Hanabi stepped in first, alert and poised, followed closely by Himawari. Both of them slowed the moment they noticed who was already in the room.
At the center stood Shikamaru, now Hokage, arms folded, brow furrowed in thought. Beside him, leaning against the back wall with his usual unreadable expression, was Kakashi Hatake, the retired Sixth Hokage. And next to him, hands clasped politely, was Sakura Haruno, her expression carefully measured but tinged with tension.
And then there was the stranger.
A tall, cloaked figure with dark hair tied back loosely, perhaps in his late teens or early twenties. He wore a sleek dark hakama with an unmistakable symbol embroidered in crimson thread at the hem: the Uzumaki swirl.
His expression was unreadable, calm—but his eyes scanned both Hanabi and Himawari with silent intensity, as though weighing something only he could see.
“Who is he?” Hanabi demanded, her posture shifting defensively.
Shikamaru stepped forward. “I understand this is abrupt,” he said. “But what I’m about to tell you is a classified S-rank secret. It’s time both of you heard the truth.”
“Years ago, shortly after the Fourth Great Ninja War ended, Naruto discovered an orphan,” Kakashi began, his voice grave. “A boy barely ten, bearing the Uzumaki bloodline, living alone in a conflict-ridden zone north of the Land of Whirlpools. He had an uncommonly high chakra capacity—even by Uzumaki standards—and was being targeted.”

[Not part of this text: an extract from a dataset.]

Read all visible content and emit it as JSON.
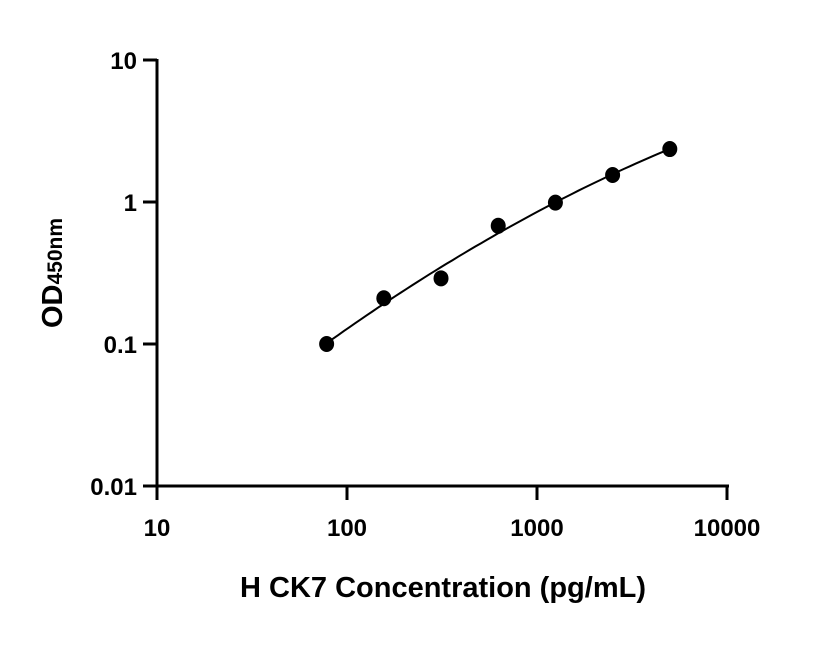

“Why didn’t we ever hear about him?” Hanabi asked sharply.
“Because it was Naruto’s request to keep him hidden,” Shikamaru answered. “He believed the boy would be safer training in secret, outside the village, under close guidance. That training fell to Sasuke.”
Hanabi’s breath caught. “That’s why he disappeared for years...”
Kakashi nodded. “Naruto trusted Sasuke to raise him independently, far from political scrutiny or danger. Even within the village, only a handful of us knew.” He gestured to the silent figure. “And now, after over a decade... he’s returned.”
Shikamaru met their eyes directly. “This is your relative.”
The silence that followed was absolute.
Himawari’s eyes widened. “What...?”
Kakashi gave a firm nod. “His lineage traces directly back to the Uzumaki clan. He’s your kin.”
Sakura added gently, “And he may be the key to understanding what really happened to Naruto and Hinata.”
Hanabi felt something shift inside her—a name, a presence, a bloodline hidden away for years, now returned under impossible circumstances. And in her gut, where memory and instinct met, she realized this wasn’t a coincidence.